Severino mostra che entrambe queste posizioni sono frutto di un isolamento semantico che non riconosce l’unità fondamentale tra L-immediatezza e F-immediatezza. Il concetto Γ illustra come l’isolamento di queste dimensioni porta a una contraddizione dialettica. Questa contraddizione non può essere assolutamente risolta isolando ulteriormente le determinazioni, ma deve essere riconosciuta e integrata nella totalità originaria della verità, dove ogni ente è parte di una struttura necessaria e interrelata.
Nell’ottica della verità originaria e della necessità, sappiamo che anche i fenomeni quantistici e le loro interpretazioni rientrano nella struttura totale dell’essere. Abbiamo visto che la contraddizione C, come manifestazione dell’incompletezza e dell’apertura infinita del finito, può fornire un quadro per comprendere l’indeterminismo quantistico come una forma di insaturabilità del significato. Questo indeterminismo non contraddice la necessità ontologica dell’essere, ma riflette la comprensione progressiva della verità. Riconoscere l’unità di L-immediatezza e F-immediatezza permette di superare l’illusione della contingenza e del caso assoluto e di vedere ogni evento come parte di una struttura necessaria e interconnessa.
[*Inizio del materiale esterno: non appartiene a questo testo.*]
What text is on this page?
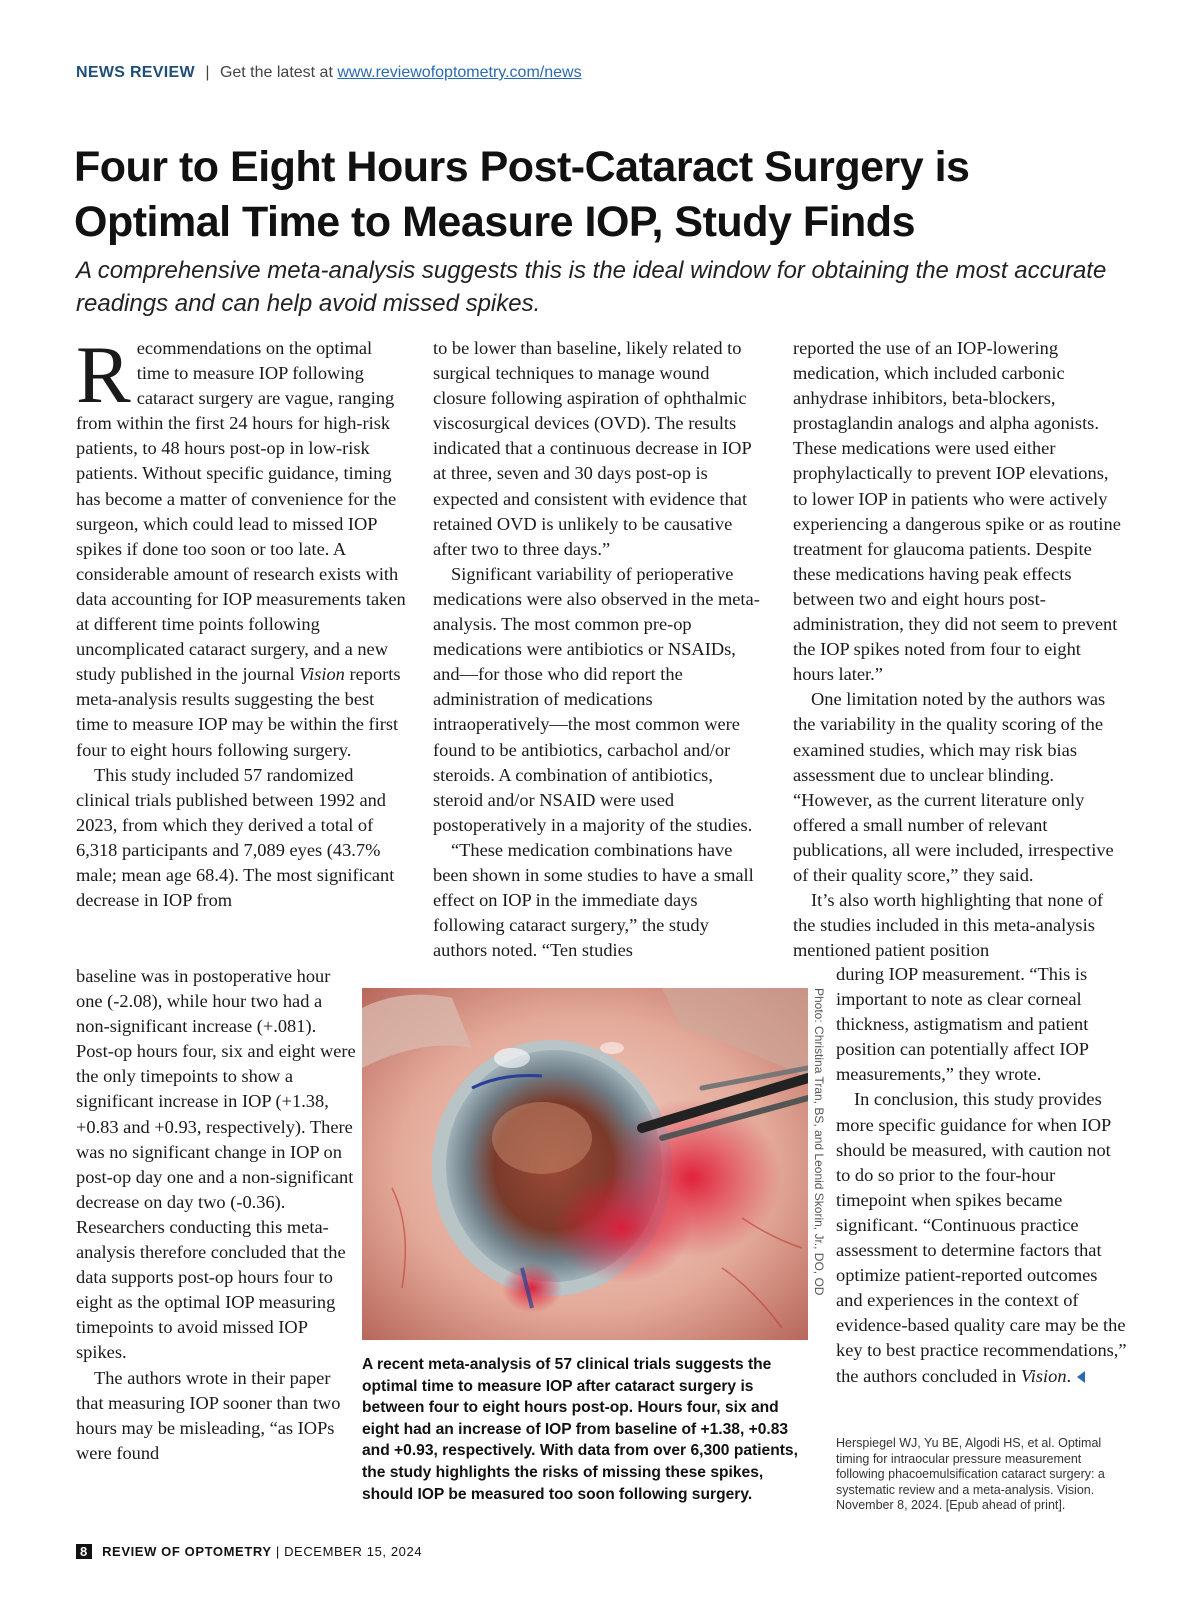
NEWS REVIEW | Get the latest at www.reviewofoptometry.com/news
Four to Eight Hours Post-Cataract Surgery is Optimal Time to Measure IOP, Study Finds
A comprehensive meta-analysis suggests this is the ideal window for obtaining the most accurate readings and can help avoid missed spikes.

Recommendations on the optimal time to measure IOP following cataract surgery are vague, ranging from within the first 24 hours for high-risk patients, to 48 hours post-op in low-risk patients. Without specific guidance, timing has become a matter of convenience for the surgeon, which could lead to missed IOP spikes if done too soon or too late. A considerable amount of research exists with data accounting for IOP measurements taken at different time points following uncomplicated cataract surgery, and a new study published in the journal Vision reports meta-analysis results suggesting the best time to measure IOP may be within the first four to eight hours following surgery.

This study included 57 randomized clinical trials published between 1992 and 2023, from which they derived a total of 6,318 participants and 7,089 eyes (43.7% male; mean age 68.4). The most significant decrease in IOP from

baseline was in postoperative hour one (-2.08), while hour two had a non-significant increase (+.081). Post-op hours four, six and eight were the only timepoints to show a significant increase in IOP (+1.38, +0.83 and +0.93, respectively). There was no significant change in IOP on post-op day one and a non-significant decrease on day two (-0.36). Researchers conducting this meta-analysis therefore concluded that the data supports post-op hours four to eight as the optimal IOP measuring timepoints to avoid missed IOP spikes.

The authors wrote in their paper that measuring IOP sooner than two hours may be misleading, “as IOPs were found

to be lower than baseline, likely related to surgical techniques to manage wound closure following aspiration of ophthalmic viscosurgical devices (OVD). The results indicated that a continuous decrease in IOP at three, seven and 30 days post-op is expected and consistent with evidence that retained OVD is unlikely to be causative after two to three days.”

Significant variability of perioperative medications were also observed in the meta-analysis. The most common pre-op medications were antibiotics or NSAIDs, and—for those who did report the administration of medications intraoperatively—the most common were found to be antibiotics, carbachol and/or steroids. A combination of antibiotics, steroid and/or NSAID were used postoperatively in a majority of the studies.

“These medication combinations have been shown in some studies to have a small effect on IOP in the immediate days following cataract surgery,” the study authors noted. “Ten studies

reported the use of an IOP-lowering medication, which included carbonic anhydrase inhibitors, beta-blockers, prostaglandin analogs and alpha agonists. These medications were used either prophylactically to prevent IOP elevations, to lower IOP in patients who were actively experiencing a dangerous spike or as routine treatment for glaucoma patients. Despite these medications having peak effects between two and eight hours post-administration, they did not seem to prevent the IOP spikes noted from four to eight hours later.”

One limitation noted by the authors was the variability in the quality scoring of the examined studies, which may risk bias assessment due to unclear blinding. “However, as the current literature only offered a small number of relevant publications, all were included, irrespective of their quality score,” they said.

It’s also worth highlighting that none of the studies included in this meta-analysis mentioned patient position

during IOP measurement. “This is important to note as clear corneal thickness, astigmatism and patient position can potentially affect IOP measurements,” they wrote.

In conclusion, this study provides more specific guidance for when IOP should be measured, with caution not to do so prior to the four-hour timepoint when spikes became significant. “Continuous practice assessment to determine factors that optimize patient-reported outcomes and experiences in the context of evidence-based quality care may be the key to best practice recommendations,” the authors concluded in Vision.

Photo: Christina Tran, BS, and Leonid Skorin, Jr., DO, OD
A recent meta-analysis of 57 clinical trials suggests the optimal time to measure IOP after cataract surgery is between four to eight hours post-op. Hours four, six and eight had an increase of IOP from baseline of +1.38, +0.83 and +0.93, respectively. With data from over 6,300 patients, the study highlights the risks of missing these spikes, should IOP be measured too soon following surgery.
Herspiegel WJ, Yu BE, Algodi HS, et al. Optimal timing for intraocular pressure measurement following phacoemulsification cataract surgery: a systematic review and a meta-analysis. Vision. November 8, 2024. [Epub ahead of print].
8 REVIEW OF OPTOMETRY | DECEMBER 15, 2024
Nelle opere di Severino, l’isolamento semantico viene criticato come l’essenza dell’errore. Questo isolamento è ciò che egli fa ricadere nel «concetto astratto dell’astratto», ovvero la posizione della parte come isolata dal tutto di cui è parte.
In SO la posizione di ogni significato implica la posizione del suo contraddittorio e dell’intero campo semantico mentre la determinatezza del significato coimplica la determinatezza dell’intero campo semantico — Francesco Berto chiama quest’ultima asserzione Principio dell’Olismo Semantico —. Nel linguaggio severiniano, ogni significato è parte di una totalità interconnessa e la manifestazione di un significato implica necessariamente (L-immediatamente) l’apparire dell’intero. Questo implica che l’isolamento di un significato dal suo contesto è intrinsecamente contraddittorio, poiché nega la relazione necessaria del significato con l’intero. La critica dell’isolamento semantico e la valorizzazione dell’unità dialettica delle determinazioni sono quindi fondamentali per comprendere la complessità e la necessità ontologica del reale, superando le riduzioni idealistiche e realistiche e riconoscendo ogni evento come parte di una struttura necessaria e interconnessa. A questo punto possiamo asserire che all’interno di un indeterminismo epistemico è possibile trovare una strada per la conciliazione tra significati originari e fenomeni quantistici riportando la loro interpretazione su un piano concreto dell’astratto. Ciò esclude categoricamente che ciò che sembra apparire nei fenomeni quantistici abbia un rilievo ontologico. Di fatto in questo secondo caso la logica dei fenomeni quantistici risulta, in accordo con molti scienziati, controintuitiva (un mistero). Al contrario in un’ottica dialettica il mistero svanisce e la sua comprensione si dipana sul piano concreto dell’astratto, cioè, considerando il fenomeno in sé non isolato dalle sue determinazioni necessarie.